Herzglykoside regen den geschwächten Herzmuskel an, sich wieder stärker zusammenzuziehen. Im therapeutischen Einsatz von Digitalis steht der die Herzfrequenz senkende Effekt von Digitalis immer mehr im Vordergrund gegenüber der Stärkung der Herzleistung.
ZUBEREITUNG UND DOSIERUNG
Giftpflanze! - Es sollen ausschliesslich Fertigarzneimittel (nach Absprache mit dem Arzt) verwendet werden. Die Blätter oder andere Pflanzenteile dürfen nicht als Tee zubereitet oder in einer anderen Form verwendet werden.
STATUS
Die aus Digitalis-purpurea-Blätter isolierten Cardenolide sind sehr stark wirksame Arzneimittel und dürfen phytotherapeutisch nicht verwendet werden.
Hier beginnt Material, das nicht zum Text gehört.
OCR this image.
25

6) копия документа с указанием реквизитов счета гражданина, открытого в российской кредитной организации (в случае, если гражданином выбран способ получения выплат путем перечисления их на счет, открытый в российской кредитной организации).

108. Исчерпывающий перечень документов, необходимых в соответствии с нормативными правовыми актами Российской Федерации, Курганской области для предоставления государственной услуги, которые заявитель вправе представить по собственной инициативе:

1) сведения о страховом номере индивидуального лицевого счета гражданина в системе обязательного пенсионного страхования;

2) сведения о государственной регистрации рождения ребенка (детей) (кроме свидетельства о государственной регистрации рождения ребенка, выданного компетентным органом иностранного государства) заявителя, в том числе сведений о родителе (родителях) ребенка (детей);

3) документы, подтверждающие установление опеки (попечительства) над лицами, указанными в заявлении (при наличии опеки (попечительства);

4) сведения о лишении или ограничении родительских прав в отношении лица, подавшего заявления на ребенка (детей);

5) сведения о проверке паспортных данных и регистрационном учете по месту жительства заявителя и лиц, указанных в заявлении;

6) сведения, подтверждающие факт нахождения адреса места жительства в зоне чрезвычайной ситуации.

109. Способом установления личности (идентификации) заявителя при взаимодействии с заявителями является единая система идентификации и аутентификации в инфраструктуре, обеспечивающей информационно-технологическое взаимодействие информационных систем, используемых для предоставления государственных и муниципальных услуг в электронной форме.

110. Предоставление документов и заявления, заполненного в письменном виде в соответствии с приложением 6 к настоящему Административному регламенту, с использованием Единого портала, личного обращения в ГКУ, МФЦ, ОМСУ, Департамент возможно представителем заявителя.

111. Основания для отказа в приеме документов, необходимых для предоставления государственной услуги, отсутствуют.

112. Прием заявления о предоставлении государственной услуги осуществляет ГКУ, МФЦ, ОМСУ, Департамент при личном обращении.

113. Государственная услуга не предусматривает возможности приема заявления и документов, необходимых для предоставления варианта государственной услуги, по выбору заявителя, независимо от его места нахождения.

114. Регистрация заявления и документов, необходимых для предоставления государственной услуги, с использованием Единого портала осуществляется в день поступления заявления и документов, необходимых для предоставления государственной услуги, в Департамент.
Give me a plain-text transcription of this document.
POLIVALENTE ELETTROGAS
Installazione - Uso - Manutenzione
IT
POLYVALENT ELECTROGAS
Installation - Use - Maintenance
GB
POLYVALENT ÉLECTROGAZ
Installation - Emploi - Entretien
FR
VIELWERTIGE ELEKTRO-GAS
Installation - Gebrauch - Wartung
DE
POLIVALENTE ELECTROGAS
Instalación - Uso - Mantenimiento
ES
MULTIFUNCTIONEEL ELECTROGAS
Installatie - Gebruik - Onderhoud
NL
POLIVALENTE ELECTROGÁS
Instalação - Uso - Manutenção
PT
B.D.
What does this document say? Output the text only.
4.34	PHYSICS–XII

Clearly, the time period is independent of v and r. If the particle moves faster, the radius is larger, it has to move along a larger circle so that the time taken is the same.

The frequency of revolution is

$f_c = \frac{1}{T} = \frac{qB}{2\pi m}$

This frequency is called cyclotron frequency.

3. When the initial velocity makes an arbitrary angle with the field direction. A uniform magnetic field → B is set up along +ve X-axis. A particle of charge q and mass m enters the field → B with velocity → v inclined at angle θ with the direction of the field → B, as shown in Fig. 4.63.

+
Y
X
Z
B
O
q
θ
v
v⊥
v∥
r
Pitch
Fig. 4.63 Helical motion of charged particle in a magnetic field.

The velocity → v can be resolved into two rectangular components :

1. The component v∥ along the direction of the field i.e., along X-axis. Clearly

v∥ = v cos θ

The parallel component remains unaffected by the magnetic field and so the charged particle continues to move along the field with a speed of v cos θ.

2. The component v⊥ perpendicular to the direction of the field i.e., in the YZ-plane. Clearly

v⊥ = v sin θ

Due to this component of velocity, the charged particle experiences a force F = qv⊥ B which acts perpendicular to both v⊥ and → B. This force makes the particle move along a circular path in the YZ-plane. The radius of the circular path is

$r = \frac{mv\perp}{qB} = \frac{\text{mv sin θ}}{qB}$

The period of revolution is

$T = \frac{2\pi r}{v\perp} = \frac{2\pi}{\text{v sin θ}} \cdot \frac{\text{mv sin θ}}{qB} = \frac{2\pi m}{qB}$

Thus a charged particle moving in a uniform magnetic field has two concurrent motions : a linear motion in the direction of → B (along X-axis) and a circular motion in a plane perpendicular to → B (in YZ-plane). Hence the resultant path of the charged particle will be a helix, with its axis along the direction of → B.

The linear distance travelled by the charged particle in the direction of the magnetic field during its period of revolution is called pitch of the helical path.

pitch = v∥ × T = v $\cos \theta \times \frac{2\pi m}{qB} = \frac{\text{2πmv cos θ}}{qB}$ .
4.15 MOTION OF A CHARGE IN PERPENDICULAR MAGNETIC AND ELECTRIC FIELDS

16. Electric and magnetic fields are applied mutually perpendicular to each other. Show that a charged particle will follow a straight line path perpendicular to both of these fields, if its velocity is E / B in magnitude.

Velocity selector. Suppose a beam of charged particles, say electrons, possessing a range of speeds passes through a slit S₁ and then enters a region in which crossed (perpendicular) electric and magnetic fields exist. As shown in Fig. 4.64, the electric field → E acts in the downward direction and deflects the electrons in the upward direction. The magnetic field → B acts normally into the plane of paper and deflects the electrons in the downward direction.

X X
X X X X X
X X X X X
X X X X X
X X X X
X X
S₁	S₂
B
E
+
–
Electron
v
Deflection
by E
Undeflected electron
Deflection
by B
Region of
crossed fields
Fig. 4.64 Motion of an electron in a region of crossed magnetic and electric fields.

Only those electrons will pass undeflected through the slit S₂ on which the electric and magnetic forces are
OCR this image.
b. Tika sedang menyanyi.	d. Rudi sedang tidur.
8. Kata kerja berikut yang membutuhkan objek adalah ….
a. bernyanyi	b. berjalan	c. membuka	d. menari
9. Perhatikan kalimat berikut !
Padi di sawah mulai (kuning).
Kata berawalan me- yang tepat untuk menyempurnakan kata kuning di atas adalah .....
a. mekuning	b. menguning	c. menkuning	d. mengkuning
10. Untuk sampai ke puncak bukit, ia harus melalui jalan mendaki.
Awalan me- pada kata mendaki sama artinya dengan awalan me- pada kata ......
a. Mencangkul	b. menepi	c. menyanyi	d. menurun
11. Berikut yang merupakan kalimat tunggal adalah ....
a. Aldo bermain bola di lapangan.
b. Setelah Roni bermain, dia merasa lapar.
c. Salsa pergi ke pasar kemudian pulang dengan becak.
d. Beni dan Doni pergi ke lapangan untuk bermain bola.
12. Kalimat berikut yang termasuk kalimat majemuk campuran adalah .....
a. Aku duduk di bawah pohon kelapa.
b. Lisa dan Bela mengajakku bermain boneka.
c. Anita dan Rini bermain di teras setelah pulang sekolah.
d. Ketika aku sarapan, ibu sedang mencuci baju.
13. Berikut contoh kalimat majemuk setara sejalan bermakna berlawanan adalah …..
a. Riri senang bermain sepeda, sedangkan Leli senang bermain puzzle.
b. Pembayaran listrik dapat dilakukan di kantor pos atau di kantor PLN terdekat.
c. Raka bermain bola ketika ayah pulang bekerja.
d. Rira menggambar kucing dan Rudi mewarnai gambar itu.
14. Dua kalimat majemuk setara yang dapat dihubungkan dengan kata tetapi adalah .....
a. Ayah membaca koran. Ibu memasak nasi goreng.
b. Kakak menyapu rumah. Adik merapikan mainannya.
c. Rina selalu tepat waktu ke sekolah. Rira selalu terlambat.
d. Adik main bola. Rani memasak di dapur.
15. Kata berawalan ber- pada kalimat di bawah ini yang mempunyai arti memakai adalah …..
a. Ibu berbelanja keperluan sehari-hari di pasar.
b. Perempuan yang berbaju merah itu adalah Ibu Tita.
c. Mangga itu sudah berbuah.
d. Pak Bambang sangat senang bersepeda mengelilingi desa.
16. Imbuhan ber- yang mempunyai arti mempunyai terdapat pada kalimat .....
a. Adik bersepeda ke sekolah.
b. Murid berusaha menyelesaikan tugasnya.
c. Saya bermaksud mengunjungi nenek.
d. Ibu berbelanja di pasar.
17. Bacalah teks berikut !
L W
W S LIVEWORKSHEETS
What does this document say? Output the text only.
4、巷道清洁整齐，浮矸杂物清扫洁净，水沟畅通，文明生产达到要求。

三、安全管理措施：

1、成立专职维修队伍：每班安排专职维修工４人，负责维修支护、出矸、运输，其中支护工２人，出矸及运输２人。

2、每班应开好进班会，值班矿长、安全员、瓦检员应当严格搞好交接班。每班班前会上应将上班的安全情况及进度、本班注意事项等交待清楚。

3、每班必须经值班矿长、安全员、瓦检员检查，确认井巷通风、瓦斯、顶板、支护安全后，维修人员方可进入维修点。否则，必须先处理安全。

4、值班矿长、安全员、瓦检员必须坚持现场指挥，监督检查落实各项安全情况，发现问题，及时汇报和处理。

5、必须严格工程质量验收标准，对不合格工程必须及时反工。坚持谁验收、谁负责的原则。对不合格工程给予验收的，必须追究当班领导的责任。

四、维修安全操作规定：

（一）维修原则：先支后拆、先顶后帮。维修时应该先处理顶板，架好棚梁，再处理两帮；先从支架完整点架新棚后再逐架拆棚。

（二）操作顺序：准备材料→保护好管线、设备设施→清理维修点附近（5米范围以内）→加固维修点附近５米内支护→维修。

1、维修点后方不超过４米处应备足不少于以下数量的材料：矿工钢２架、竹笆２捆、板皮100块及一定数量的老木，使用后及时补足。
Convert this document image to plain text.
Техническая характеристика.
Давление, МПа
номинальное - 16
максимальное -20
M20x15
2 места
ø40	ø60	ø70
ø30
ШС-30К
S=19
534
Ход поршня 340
Aus diesem Grunde wurde Digitalis weder vom HMPC, noch von der ESCOP und der Kommission E bearbeitet.
HOMÖOPATHIE
Digitalis purpurea - die frischen Blätter einjähriger Pflanzen.
Anwendungsgebiete: Herzschwäche.
ROTER FINGERHUT IM GARTEN
Der Rote Fingerhut liebt einen hellen und sonnigen Standort, gedeiht jedoch auch im Halbschatten noch gut. Der Fingerhut ist nicht besonders anspruchsvoll und bevorzugt lockere, mit Humus versetzte, eher saure Erde. Im Juli und August werden die Fingerhutsamen direkt ins Beet ausgesät und mit wenig Erde bedeckt. Jungpflanzen können in jeder Kräutergärtnerei gekauft werden. Der Rote Fingerhut wird sich durch Selbstaussaat der herabfallenden Samen selbst Vermehren. Die schöne Pflanze ist ein Blickfang für jeden Garten.
SONSTIGES
Den Sagen nach wurde der Fingerhut vom Elfenvolk als Kopfbedeckung verwendet. Die Blüten wurden von böse Feen den Füchsen als Handschuhe geschenkt, damit diese lautlos die Hühnerställe plündern konnten. Die spezielle Zeichnung der Blüten soll daher von den Fingerabdrücken der unglückbringenden Feen herrühren.